L'album de musique s'intitule "Long, long chemin" et comporte huit chansons, soit une de plus que le disque vinyle original. Mais ce n'est qu'une apparence, à l'origine deux des morceaux ("Celui qu'il sera demain" et "Celui qui marche devant") n'en faisaient qu'un. Hors-série à tirage limité, il n'est pas disponible sur les plateformes de streaming ou de téléchargement. Gérard Manset ne se galvaude pas. Son travail a un prix, on pourrait presque dire qu'il faut le mériter. Il est là, comme un voyageur solitaire depuis "Animal on est mal", chanson de 1968, et l'oratorio "La mort d'Orion". Manset, maître à penser sans secte, sait que son public trouvera le chemin de l'album et du livre.
Les chansons ne surprennent pas. Si Manset a muri et s'est enrichi au fil des décennies et de ses voyages en Asie, Afrique et Amérique Latine, sa voix est restée la même. Comme mal assurée, elle garde toujours son étonnante précision dans la froide évocation de micro événements, de visages croisés, de silhouettes entrevues, de matins chauds et humides, de cafés avalés à Phnom Penh, Manaus, Djibouti ou Brazzaville. Comme désabusé. Un regret dans la forme : pourquoi avoir choisi de livrer le CD dans un format trop grand pour entrer dans le coffret de l'intégrale parue l'année dernière ?

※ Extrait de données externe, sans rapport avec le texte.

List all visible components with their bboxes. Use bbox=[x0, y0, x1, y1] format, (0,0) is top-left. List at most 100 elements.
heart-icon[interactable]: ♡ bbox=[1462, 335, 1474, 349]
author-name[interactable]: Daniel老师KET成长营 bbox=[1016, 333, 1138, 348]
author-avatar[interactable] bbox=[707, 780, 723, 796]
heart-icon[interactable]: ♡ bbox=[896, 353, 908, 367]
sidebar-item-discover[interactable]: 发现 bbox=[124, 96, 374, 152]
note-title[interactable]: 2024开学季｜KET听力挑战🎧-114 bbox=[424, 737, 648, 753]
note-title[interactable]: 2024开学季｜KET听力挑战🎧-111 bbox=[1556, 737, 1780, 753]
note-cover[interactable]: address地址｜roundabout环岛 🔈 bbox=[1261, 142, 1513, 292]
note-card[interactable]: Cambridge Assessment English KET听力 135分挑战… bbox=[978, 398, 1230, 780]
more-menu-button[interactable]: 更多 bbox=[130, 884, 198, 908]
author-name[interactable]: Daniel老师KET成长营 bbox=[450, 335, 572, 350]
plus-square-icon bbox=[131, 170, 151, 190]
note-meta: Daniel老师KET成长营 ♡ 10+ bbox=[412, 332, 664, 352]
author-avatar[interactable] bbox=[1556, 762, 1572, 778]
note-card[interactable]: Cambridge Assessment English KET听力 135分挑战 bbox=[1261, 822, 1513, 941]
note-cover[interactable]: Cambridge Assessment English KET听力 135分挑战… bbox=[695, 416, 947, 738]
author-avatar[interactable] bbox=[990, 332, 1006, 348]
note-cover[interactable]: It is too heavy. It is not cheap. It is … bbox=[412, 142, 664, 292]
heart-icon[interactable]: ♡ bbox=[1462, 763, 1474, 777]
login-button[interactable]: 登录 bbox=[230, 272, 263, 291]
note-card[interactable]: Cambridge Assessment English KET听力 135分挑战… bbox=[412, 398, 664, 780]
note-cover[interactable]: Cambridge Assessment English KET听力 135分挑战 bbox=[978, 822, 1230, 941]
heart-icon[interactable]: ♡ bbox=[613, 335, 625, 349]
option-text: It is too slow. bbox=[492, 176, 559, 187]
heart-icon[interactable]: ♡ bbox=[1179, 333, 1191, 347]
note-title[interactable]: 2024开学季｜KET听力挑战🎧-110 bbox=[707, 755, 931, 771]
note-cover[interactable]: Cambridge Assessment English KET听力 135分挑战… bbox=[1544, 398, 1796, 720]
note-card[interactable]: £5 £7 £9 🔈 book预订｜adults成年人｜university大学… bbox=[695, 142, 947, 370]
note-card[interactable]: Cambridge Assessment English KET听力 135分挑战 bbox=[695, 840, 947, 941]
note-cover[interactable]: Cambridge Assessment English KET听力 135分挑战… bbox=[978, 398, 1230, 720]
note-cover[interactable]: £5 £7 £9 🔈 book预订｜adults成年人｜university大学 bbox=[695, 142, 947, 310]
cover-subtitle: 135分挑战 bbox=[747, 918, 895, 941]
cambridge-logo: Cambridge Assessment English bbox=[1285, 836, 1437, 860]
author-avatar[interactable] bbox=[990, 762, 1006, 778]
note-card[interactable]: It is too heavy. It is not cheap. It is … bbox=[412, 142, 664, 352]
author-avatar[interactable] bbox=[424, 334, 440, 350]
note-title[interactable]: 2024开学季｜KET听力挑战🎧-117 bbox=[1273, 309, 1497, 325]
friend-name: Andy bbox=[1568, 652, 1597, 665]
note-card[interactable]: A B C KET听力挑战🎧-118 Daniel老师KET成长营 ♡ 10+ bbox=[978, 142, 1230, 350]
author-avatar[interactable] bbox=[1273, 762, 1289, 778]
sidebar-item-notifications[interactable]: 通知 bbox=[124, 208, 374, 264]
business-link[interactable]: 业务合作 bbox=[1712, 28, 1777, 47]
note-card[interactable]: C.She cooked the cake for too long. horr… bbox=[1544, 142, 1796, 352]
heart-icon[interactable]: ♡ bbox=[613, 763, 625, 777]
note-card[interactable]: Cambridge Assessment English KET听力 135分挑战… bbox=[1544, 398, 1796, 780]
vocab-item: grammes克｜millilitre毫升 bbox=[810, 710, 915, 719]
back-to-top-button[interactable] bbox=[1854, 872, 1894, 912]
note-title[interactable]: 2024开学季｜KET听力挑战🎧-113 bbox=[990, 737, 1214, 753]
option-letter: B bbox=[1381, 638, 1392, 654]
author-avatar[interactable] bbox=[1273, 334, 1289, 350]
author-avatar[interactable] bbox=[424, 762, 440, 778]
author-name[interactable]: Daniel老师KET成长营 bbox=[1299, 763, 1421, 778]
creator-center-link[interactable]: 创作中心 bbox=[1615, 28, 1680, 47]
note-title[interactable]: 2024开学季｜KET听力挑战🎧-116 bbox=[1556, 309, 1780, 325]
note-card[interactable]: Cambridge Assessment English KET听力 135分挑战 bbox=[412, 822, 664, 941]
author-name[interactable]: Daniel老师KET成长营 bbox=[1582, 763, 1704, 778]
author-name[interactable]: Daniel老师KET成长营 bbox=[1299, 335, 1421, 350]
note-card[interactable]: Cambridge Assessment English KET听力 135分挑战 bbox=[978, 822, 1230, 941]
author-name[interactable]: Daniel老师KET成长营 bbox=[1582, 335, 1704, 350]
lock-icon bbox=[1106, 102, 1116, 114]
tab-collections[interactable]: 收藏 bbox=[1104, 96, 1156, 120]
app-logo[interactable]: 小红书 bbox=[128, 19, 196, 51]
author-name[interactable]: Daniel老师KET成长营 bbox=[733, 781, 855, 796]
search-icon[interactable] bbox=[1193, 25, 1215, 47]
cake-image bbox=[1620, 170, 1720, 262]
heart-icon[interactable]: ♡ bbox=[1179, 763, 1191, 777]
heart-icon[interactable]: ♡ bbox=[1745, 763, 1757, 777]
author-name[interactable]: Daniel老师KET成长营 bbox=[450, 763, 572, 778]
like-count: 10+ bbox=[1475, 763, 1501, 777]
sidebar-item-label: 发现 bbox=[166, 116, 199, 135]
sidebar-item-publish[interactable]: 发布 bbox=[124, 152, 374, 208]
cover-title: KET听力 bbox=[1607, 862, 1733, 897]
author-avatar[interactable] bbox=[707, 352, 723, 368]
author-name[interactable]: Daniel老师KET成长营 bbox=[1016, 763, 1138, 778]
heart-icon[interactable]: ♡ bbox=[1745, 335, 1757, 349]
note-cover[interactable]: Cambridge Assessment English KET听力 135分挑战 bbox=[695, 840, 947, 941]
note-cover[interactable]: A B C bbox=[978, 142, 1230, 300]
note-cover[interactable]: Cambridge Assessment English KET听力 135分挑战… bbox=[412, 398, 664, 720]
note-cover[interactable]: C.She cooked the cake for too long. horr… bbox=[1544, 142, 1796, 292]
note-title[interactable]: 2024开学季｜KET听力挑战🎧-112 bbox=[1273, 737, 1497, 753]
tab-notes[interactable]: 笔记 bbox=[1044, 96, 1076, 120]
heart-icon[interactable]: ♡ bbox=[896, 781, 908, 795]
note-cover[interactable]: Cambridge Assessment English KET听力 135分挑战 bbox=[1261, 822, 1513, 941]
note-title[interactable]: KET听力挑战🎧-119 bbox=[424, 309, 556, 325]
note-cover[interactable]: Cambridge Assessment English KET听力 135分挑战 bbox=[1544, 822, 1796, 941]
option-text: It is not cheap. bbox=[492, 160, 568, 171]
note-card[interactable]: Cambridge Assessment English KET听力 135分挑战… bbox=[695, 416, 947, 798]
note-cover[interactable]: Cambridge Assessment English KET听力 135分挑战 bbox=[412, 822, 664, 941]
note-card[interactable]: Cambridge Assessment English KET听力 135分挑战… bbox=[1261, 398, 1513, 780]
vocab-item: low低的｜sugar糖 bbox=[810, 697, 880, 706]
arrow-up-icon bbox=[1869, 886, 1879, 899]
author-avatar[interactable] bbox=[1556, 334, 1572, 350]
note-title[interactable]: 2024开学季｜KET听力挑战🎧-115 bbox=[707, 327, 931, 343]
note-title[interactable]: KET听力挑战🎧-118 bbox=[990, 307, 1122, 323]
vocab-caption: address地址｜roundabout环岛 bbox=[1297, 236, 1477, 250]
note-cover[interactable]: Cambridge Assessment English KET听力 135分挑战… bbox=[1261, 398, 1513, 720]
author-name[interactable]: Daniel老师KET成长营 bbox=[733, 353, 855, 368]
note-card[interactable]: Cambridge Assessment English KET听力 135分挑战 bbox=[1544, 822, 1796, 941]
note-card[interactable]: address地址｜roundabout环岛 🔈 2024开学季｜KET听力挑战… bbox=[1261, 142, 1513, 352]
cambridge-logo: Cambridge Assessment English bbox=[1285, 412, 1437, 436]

MaNsEtLaNdIa 1978 / 2008 Escales, le livre, pourrait constituer la version papier de ces chansons. Sur six cents pages de photos, le lecteur-auditeur retrouve ces infimes parcelles d'un quotidien exotique, sans jamais être folklorique, qui font l'alpha et l'omega des chansons de Manset. Au fil de ses pages, on croise des visages, des adolescentes trop vite grandies (au Marin' bar ?), des chambres d'hôtel pour routards, chambres d'Asie, des banlieues (nord ?) tristement ensoleillées, des fruits tropicaux oubliés sur une table... Maisons sur pilotis ou chats efflanqués, l'ailleurs de Manset n'est jamais luxueux.
De chacune de ses photos, on peut se dire : "ça je pourrais le faire". La différence, c'est que Gérard Manset prend ces images que d'aucuns jugeraient banales. Leur accumulation en dit pourtant long sur l'homme et sa manière de voyager. Et sa manière d'explorer le monde pour le traduire en textes et chansons. Et puis, surprise ! Le chanteur-photographe-écrivain-voyageur apparaît plusieurs fois. Lui, si jaloux de son image, daigne nous la livrer. Toujours austère, comme préoccupé, en attente. Toujours en voyage. Il est là, caché par un appareil photo dirigé vers un miroir, assis sur un lit d'hôtel, entre quelques moinillons boudhistes, ou de très jolies et très jeunes filles asiatiques. Il vient d'arriver, il s'apprête à partir, presque absent de l'image.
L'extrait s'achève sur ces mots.